Madrasah Ketinggalan Zaman
Rabu, 23 Juli 2008 | 18:08 WIB
TEMPO Interaktif, Jakarta:Konsultan Sekolah Internasional Departemen Agama Muhammad Firdaus menyatakan madrasah sangat ketinggalan jika dibandingkan dengan sekolah formal. "Madrasah tenggelam, tak bisa mengikuti kemajuan teknologi," ujar dia dalam seminar bertema Pendidikan Madrasah dan Tantangan Dunia Global di Mahkamah Konstitusi, Rabu (23/7).
Menurut dia, ketertinggalan diakibatkan manajemen madrasah yang buruk, kemampuan finansial yang tidak memadai, minimnya kompetensi guru dan kompetensi murid. "Masih ada guru madrasah yang digaji Rp 60 ribu perbulannya, bagaimana bisa mengajar dengan baik jika tidak dihargai dengan baik pula," kata dia.
Untuk meningkatkan kompetensi madrasah, ia melanjutkan, harus ada reformasi terutama di tingkatan manajemen yang selama ini kebanyakan menganut asas primordialisme. Akibatnya jalannya madrasah tidak profesional. Pimpinan madrasah, ujar dia, hendaknya dipilih berdasarkan kemampuan untuk mengemban amanah.
"Tidak bisa bicara globalisasi jika madrasah belum dimodernisasi," tegas dia. Pendidikan yang diajarkan di madrasah, tambahnya, juga harus dijauhkan dari klenik dan mistik.
Dosen Fakultas Ilmu Pendidikan Universitas Negeri Jakarta, Basuki Wibowo yang juga hadir sebagai pembicara menyatakan madrasah harus memilih orientasi pendidikan, hendak mengirimkan siswa ke bangku perguruan tinggi seperti Sekolah Menengah Atas atau mengirimkan siswa ke dunia kerja seperti Sekolah Menengah Kejuruan.

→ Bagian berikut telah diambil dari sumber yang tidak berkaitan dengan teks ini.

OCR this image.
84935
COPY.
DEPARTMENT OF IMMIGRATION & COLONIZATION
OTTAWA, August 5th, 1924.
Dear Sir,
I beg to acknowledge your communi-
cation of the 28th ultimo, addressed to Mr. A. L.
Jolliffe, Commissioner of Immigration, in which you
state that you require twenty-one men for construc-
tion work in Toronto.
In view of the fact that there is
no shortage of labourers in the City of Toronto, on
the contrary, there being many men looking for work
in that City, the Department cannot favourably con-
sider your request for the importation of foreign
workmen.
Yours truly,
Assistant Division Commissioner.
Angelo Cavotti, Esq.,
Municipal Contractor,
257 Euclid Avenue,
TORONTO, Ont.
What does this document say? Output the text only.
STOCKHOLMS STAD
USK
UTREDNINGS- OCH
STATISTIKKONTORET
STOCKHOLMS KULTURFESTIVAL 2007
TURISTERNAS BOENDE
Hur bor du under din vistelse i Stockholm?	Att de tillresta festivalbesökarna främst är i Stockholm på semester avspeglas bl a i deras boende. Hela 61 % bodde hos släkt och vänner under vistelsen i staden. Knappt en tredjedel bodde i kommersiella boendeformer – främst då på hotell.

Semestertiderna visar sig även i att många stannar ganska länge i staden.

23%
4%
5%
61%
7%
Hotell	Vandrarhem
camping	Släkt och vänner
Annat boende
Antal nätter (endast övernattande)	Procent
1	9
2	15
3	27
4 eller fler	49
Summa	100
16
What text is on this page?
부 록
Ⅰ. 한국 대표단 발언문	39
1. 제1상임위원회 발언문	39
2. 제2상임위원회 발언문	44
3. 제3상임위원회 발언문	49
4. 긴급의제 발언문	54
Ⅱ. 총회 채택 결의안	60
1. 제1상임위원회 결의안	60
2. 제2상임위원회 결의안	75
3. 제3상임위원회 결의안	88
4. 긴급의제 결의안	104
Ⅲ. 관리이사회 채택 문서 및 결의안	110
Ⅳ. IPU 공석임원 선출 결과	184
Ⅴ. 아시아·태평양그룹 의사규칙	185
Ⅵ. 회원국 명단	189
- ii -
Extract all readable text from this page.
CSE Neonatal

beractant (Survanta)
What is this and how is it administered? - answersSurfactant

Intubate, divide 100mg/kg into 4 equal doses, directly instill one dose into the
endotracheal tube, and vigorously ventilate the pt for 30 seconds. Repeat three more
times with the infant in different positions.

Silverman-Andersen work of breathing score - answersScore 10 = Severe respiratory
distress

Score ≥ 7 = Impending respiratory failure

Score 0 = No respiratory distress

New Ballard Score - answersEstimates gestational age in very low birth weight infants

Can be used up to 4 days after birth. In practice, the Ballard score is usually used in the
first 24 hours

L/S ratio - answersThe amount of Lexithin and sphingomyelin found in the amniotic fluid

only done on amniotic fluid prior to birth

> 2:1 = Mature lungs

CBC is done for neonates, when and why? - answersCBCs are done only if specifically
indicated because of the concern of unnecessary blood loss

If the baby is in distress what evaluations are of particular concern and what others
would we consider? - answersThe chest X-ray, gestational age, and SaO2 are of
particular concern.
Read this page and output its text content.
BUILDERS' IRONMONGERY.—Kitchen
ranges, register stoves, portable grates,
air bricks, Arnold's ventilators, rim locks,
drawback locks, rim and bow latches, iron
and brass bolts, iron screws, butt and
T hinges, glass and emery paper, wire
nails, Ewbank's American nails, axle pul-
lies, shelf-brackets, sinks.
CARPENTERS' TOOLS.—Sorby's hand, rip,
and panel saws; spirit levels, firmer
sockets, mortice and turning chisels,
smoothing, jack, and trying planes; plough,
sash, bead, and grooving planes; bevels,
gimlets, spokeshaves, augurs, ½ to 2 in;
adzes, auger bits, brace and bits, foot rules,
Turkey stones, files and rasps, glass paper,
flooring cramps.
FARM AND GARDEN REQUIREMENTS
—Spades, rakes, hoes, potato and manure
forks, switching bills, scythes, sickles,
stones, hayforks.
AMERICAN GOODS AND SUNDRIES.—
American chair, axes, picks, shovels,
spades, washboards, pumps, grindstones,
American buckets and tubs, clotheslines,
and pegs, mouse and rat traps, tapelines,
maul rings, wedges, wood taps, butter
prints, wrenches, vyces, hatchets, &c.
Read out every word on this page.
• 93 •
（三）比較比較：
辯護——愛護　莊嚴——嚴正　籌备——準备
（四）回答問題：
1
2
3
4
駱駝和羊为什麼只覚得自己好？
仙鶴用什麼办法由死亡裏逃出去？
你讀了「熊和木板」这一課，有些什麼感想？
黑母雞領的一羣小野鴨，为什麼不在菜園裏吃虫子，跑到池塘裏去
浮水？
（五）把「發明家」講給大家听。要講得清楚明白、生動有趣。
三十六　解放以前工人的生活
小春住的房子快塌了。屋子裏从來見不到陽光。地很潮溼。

"Jika berorientasi kerja, selain mendidik mata pelajaran wajib, siswa madrasah sebaiknya dilengkapi dengan pendidikan keterampilan dan kepemimpinan," katanya.
Saat ini di Indonesia, ada 38 ribu madrasah dengan jumlah siswa mencapai 5,5 juta orang. "Madrasah meluluskan 200 ribu siswa setiap tahun, tapi tak sampai 10 persen yang melanjutkan kuliah," ujarnya.
Kusumo Priyono, pendongeng yang juga pemerhati dunia anak menambahkan sudah saatnya proses belajar di madrasah diganti. Jarang sekali madrasah menerapkan proses belajar kreatif, bahkan metodenya cenderung satu arah. "Guru harus kompeten, kreatif tidak berarti mahal, misalnya dengan mendongeng," katanya.